AIC and BIC in Regression: Formulas and Differences

AIC (Akaike Information Criterion) and BIC (Bayesian Information Criterion) are scoring methods that help you choose between regression models by balancing how well each model fits the data against how complex it is. Both produce a single number for each candidate model, and in both cases, a lower value indicates a better model. The key difference: BIC penalizes complexity more heavily, especially as your dataset grows, so it tends to prefer simpler models than AIC does.

What Problem They Solve

When you add more variables to a regression, the fit always improves, at least slightly. A model with 20 predictors will fit your training data better than one with 3 predictors, but it may be capturing noise rather than real patterns. This is overfitting. AIC and BIC both address this by subtracting a penalty for every parameter you add. The result is a score that rewards good fit but punishes unnecessary complexity, giving you a principled way to compare models without just chasing the highest R-squared.

How Each Score Is Calculated

Both criteria start with the same ingredient: the log-likelihood, which measures how well the model explains the observed data. A higher log-likelihood means a better fit. The formulas then subtract a penalty that grows with the number of parameters.

AIC uses a simple, fixed penalty: 2 times the number of parameters. So AIC = 2k − 2(log-likelihood), where k is the number of estimated parameters in the model (including the intercept and any variance terms).

BIC replaces that fixed “2” with log(n), where n is your sample size. So BIC = k × log(n) − 2(log-likelihood). Because log(n) exceeds 2 for any dataset with 8 or more observations, BIC’s penalty per parameter is larger in nearly every real-world scenario and grows as your sample size increases.

Why the Penalty Difference Matters

That single difference in the penalty term has a big practical effect. With a dataset of 100 observations, log(100) is about 4.6, so BIC charges each additional parameter more than twice what AIC does. At 1,000 observations, log(1,000) is about 6.9. This means BIC becomes increasingly reluctant to add variables as your dataset grows, while AIC’s penalty stays the same regardless of sample size.

The consequence: AIC will generally keep more variables in the model. BIC will lean toward a more parsimonious model with fewer predictors. Neither is universally “better.” They’re answering slightly different questions.

Different Goals Behind Each Criterion

AIC comes from information theory. Its goal is to find the model that best approximates the real-world process generating your data, even if that true process is infinitely complex. Technically, AIC selects the model with the smallest expected information loss (measured by something called Kullback-Leibler divergence) relative to reality. It doesn’t assume the “true model” is among your candidates. It just wants the closest approximation, which makes it optimized for prediction.

BIC comes from Bayesian probability. It approximates the probability that a given model actually generated your data. If the true model is one of the candidates you’re comparing, BIC will identify it with near certainty as the sample size grows. This makes BIC better suited for situations where you believe a relatively simple, “true” model exists and you want to identify it.

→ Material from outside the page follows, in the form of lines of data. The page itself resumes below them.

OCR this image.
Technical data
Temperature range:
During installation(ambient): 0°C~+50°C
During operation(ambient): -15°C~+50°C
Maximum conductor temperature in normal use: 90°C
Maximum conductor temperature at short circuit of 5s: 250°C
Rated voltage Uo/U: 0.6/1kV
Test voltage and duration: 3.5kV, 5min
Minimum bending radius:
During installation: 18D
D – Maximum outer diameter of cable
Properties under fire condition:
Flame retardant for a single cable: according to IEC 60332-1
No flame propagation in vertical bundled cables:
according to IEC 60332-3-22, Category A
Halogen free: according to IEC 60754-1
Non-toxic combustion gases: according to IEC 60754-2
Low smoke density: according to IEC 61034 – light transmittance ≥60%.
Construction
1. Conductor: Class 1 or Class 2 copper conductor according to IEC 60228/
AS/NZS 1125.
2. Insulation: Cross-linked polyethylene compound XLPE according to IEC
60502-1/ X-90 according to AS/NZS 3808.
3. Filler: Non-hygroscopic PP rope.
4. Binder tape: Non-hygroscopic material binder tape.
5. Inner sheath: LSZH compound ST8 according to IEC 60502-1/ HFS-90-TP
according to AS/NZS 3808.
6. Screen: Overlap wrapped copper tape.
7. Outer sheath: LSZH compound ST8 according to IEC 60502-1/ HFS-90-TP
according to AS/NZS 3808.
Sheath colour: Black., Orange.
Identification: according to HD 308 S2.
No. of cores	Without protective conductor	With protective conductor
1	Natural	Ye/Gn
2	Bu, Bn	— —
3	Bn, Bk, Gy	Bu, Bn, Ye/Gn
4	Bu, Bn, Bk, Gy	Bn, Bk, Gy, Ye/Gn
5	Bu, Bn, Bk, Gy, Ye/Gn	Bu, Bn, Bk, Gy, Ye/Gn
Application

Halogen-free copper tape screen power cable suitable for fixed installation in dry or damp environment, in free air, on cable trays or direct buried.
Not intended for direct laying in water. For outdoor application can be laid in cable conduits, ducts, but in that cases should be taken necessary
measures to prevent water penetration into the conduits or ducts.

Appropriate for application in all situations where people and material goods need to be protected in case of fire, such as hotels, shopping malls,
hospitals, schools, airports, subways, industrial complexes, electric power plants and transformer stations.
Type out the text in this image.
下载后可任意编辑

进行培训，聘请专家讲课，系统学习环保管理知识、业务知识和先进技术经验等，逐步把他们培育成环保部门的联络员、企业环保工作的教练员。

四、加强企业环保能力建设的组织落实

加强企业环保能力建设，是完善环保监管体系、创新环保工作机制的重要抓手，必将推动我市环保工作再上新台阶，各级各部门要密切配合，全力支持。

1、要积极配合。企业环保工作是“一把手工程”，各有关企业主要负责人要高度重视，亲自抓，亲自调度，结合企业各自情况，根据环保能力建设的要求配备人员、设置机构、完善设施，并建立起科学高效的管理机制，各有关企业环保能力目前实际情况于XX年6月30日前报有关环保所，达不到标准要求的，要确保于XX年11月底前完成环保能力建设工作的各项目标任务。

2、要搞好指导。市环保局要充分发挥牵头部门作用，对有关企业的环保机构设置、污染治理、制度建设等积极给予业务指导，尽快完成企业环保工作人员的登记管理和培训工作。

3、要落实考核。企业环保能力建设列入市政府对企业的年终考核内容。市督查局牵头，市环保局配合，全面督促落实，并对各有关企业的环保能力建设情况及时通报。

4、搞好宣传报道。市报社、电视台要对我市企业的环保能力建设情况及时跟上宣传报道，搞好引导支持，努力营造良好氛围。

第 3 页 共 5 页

In plain terms: use AIC when your priority is building a model that predicts well on new data. Use BIC when your priority is identifying which variables genuinely matter.

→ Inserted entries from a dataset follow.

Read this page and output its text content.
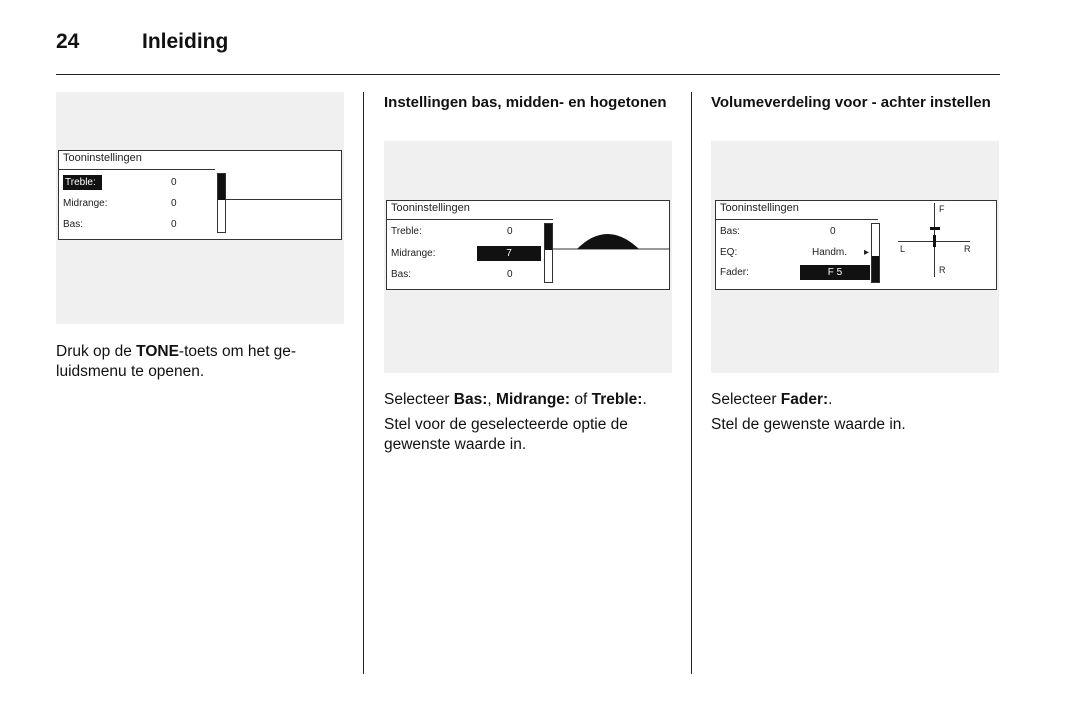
24	Inleiding
Tooninstellingen
Treble:	0
Midrange:	0
Bas:	0
Druk op de TONE-toets om het ge-luidsmenu te openen.
Instellingen bas, midden- en hogetonen
Tooninstellingen
Treble:	0
Midrange:	7
Bas:	0
Selecteer Bas:, Midrange: of Treble:.
Stel voor de geselecteerde optie de gewenste waarde in.
Volumeverdeling voor - achter instellen
Tooninstellingen
Bas:	0
EQ:	Handm. ▸
Fader:	F 5
F
R
L	R
Selecteer Fader:.
Stel de gewenste waarde in.
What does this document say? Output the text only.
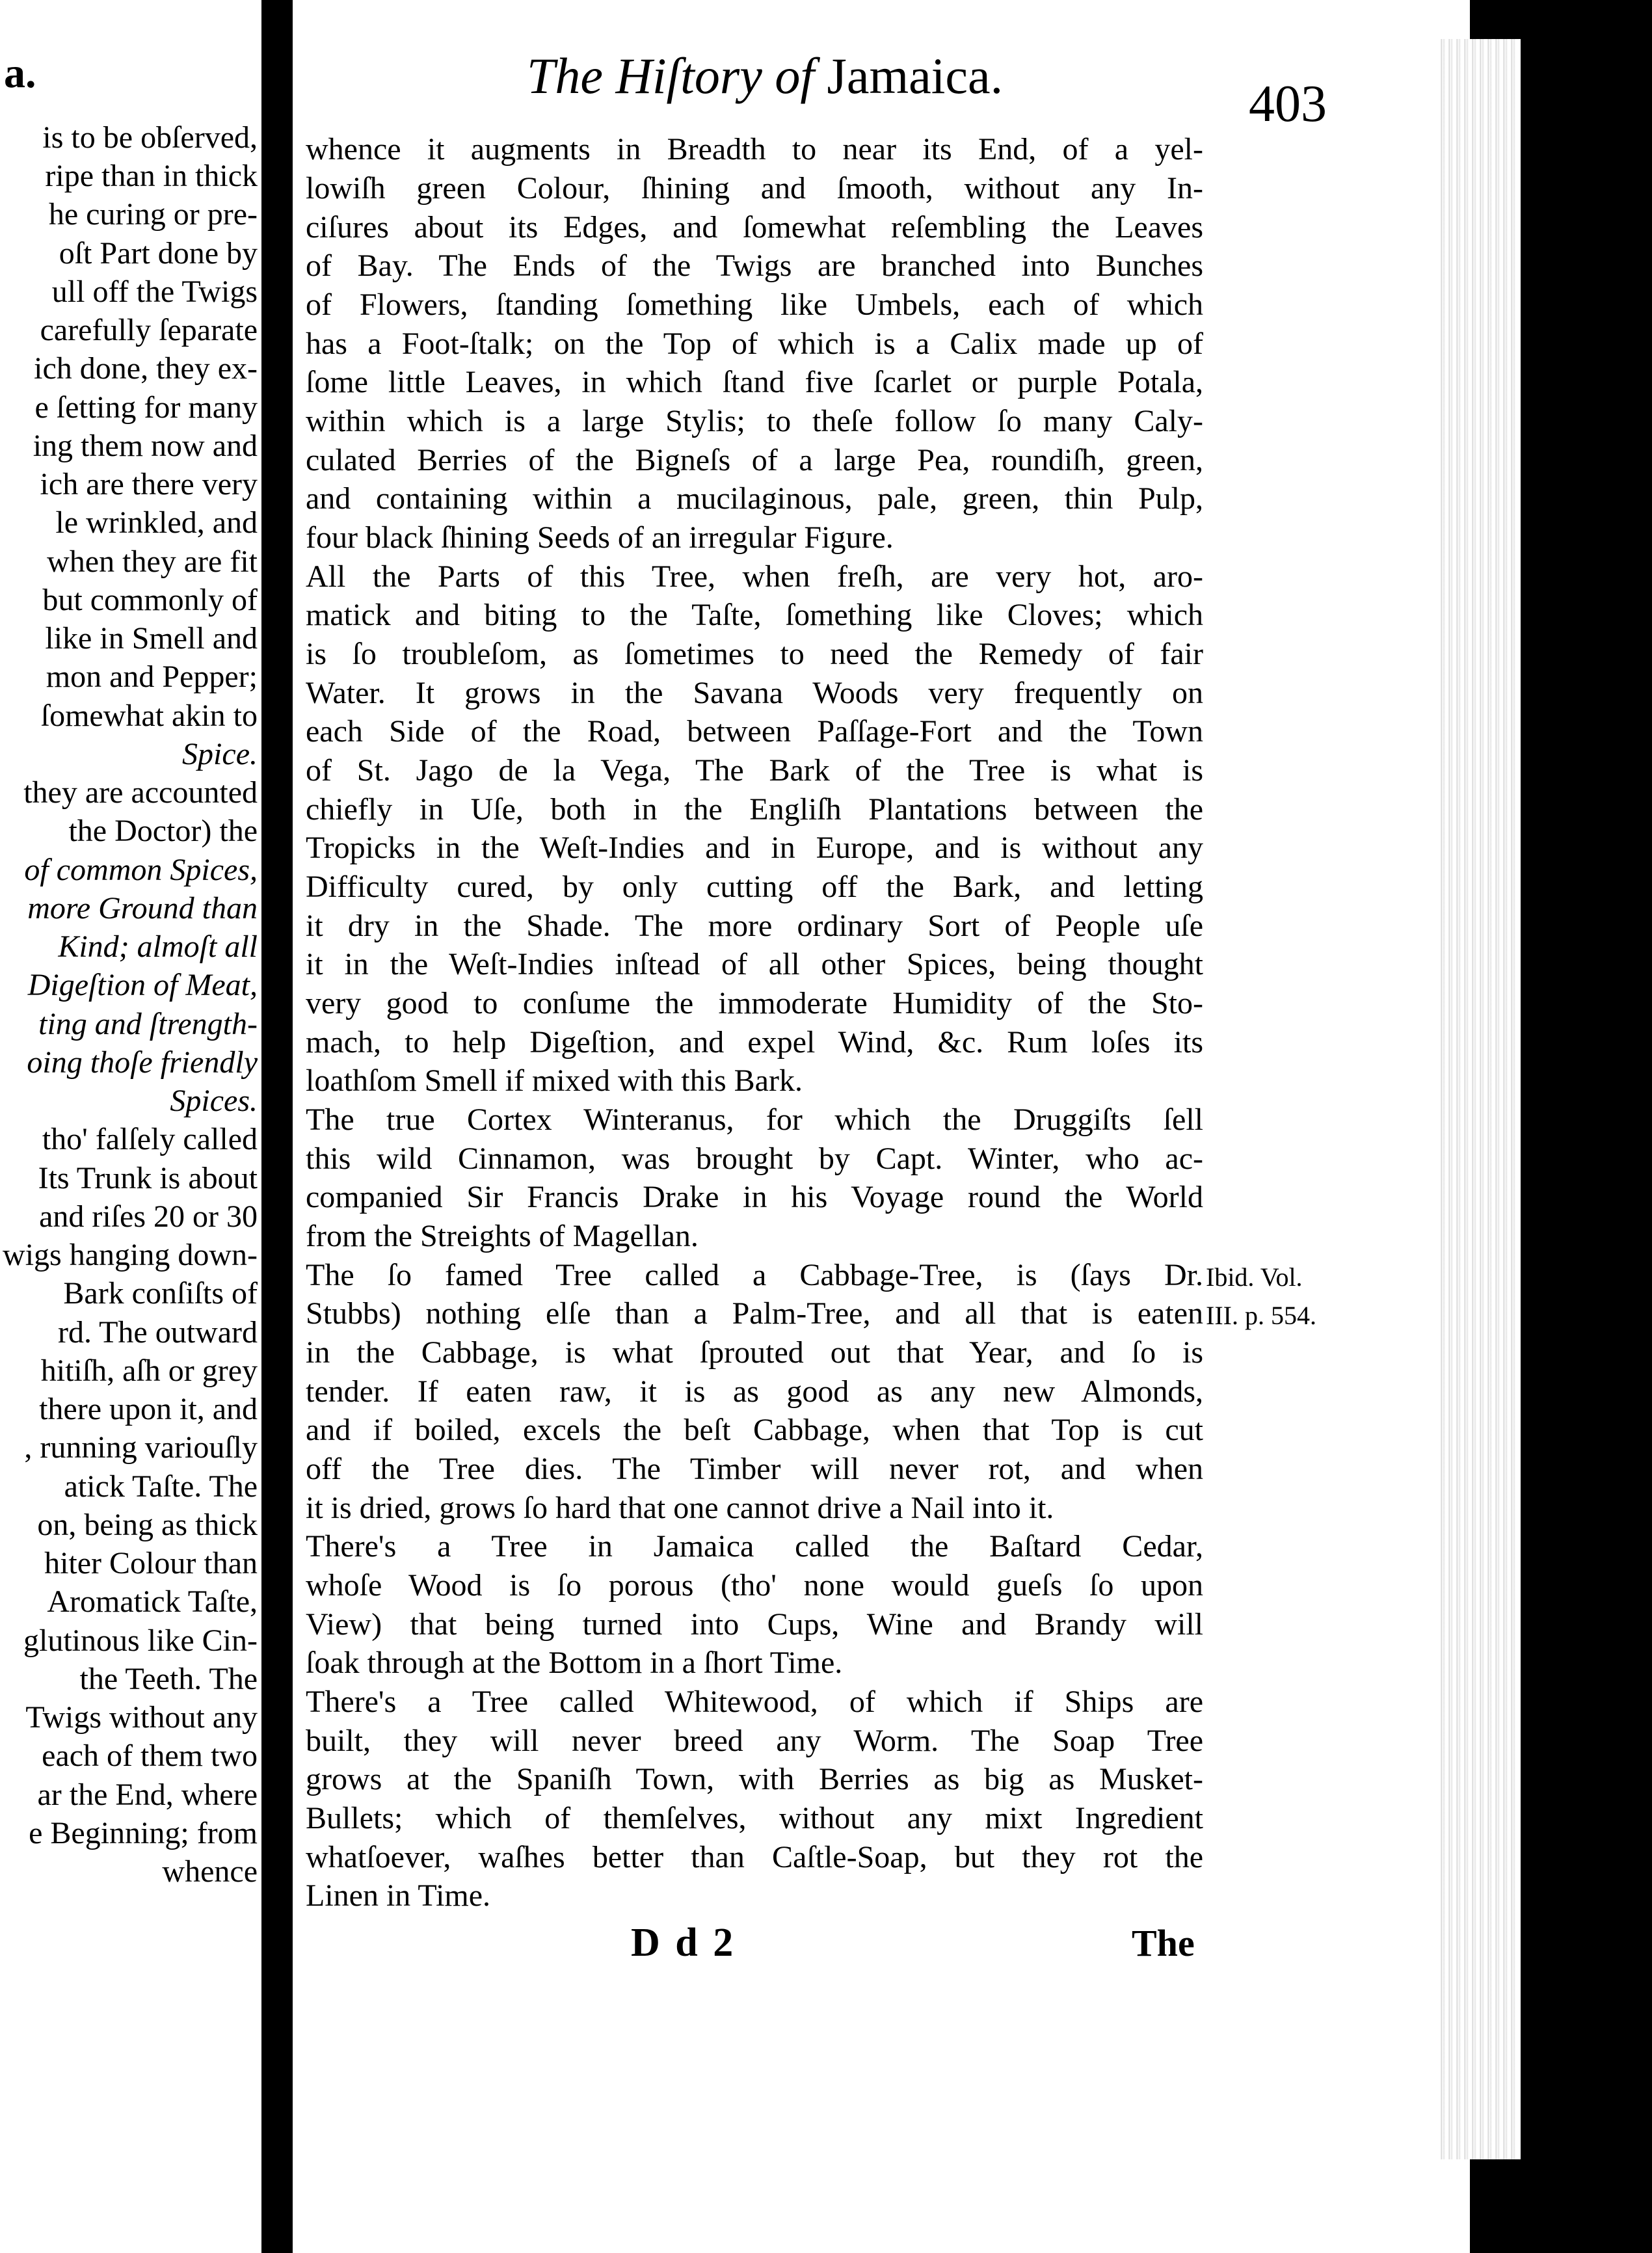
a.
is to be obſerved,
ripe than in thick
he curing or pre-
oſt Part done by
ull off the Twigs
carefully ſeparate
ich done, they ex-
e ſetting for many
ing them now and
ich are there very
le wrinkled, and
when they are fit
but commonly of
like in Smell and
mon and Pepper;
ſomewhat akin to
Spice.
they are accounted
the Doctor) the
of common Spices,
more Ground than
Kind; almoſt all
Digeſtion of Meat,
ting and ſtrength-
oing thoſe friendly
Spices.
tho' falſely called
Its Trunk is about
and riſes 20 or 30
wigs hanging down-
Bark conſiſts of
rd. The outward
hitiſh, aſh or grey
there upon it, and
, running variouſly
atick Taſte. The
on, being as thick
hiter Colour than
Aromatick Taſte,
glutinous like Cin-
the Teeth. The
Twigs without any
each of them two
ar the End, where
e Beginning; from
whence
The Hiſtory of Jamaica.	403
whence it augments in Breadth to near its End, of a yel-
lowiſh green Colour, ſhining and ſmooth, without any In-
ciſures about its Edges, and ſomewhat reſembling the Leaves
of Bay. The Ends of the Twigs are branched into Bunches
of Flowers, ſtanding ſomething like Umbels, each of which
has a Foot-ſtalk; on the Top of which is a Calix made up of
ſome little Leaves, in which ſtand five ſcarlet or purple Potala,
within which is a large Stylis; to theſe follow ſo many Caly-
culated Berries of the Bigneſs of a large Pea, roundiſh, green,
and containing within a mucilaginous, pale, green, thin Pulp,
four black ſhining Seeds of an irregular Figure.
All the Parts of this Tree, when freſh, are very hot, aro-
matick and biting to the Taſte, ſomething like Cloves; which
is ſo troubleſom, as ſometimes to need the Remedy of fair
Water. It grows in the Savana Woods very frequently on
each Side of the Road, between Paſſage-Fort and the Town
of St. Jago de la Vega, The Bark of the Tree is what is
chiefly in Uſe, both in the Engliſh Plantations between the
Tropicks in the Weſt-Indies and in Europe, and is without any
Difficulty cured, by only cutting off the Bark, and letting
it dry in the Shade. The more ordinary Sort of People uſe
it in the Weſt-Indies inſtead of all other Spices, being thought
very good to conſume the immoderate Humidity of the Sto-
mach, to help Digeſtion, and expel Wind, &c. Rum loſes its
loathſom Smell if mixed with this Bark.
The true Cortex Winteranus, for which the Druggiſts ſell
this wild Cinnamon, was brought by Capt. Winter, who ac-
companied Sir Francis Drake in his Voyage round the World
from the Streights of Magellan.
The ſo famed Tree called a Cabbage-Tree, is (ſays Dr.
Stubbs) nothing elſe than a Palm-Tree, and all that is eaten
in the Cabbage, is what ſprouted out that Year, and ſo is
tender. If eaten raw, it is as good as any new Almonds,
and if boiled, excels the beſt Cabbage, when that Top is cut
off the Tree dies. The Timber will never rot, and when
it is dried, grows ſo hard that one cannot drive a Nail into it.
There's a Tree in Jamaica called the Baſtard Cedar,
whoſe Wood is ſo porous (tho' none would gueſs ſo upon
View) that being turned into Cups, Wine and Brandy will
ſoak through at the Bottom in a ſhort Time.
There's a Tree called Whitewood, of which if Ships are
built, they will never breed any Worm. The Soap Tree
grows at the Spaniſh Town, with Berries as big as Musket-
Bullets; which of themſelves, without any mixt Ingredient
whatſoever, waſhes better than Caſtle-Soap, but they rot the
Linen in Time.
Ibid. Vol.
III. p. 554.
D d 2	The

How to Compare Models Using These Scores

You can’t interpret a single AIC or BIC value in isolation. The number only means something when compared to the scores of competing models fit on the same dataset. The model with the lowest AIC (or lowest BIC) is the preferred one.

For AIC, the difference between two models’ scores (called delta AIC) tells you how much support the worse model has relative to the better one. A delta AIC under 2 suggests both models have roughly comparable support. A delta of 4 to 7 means the worse model has considerably less support. A delta above 10 means you can essentially dismiss the worse model.

For BIC, a widely used grading scale from statisticians Kass and Raftery interprets the difference in BIC values (specifically, twice the log of the implied odds ratio) as categories of evidence. A difference of 0 to 2 is barely worth mentioning. A difference of 2 to 6 is positive evidence. A difference of 6 to 10 is strong evidence, and anything above 10 is very strong evidence favoring the better model.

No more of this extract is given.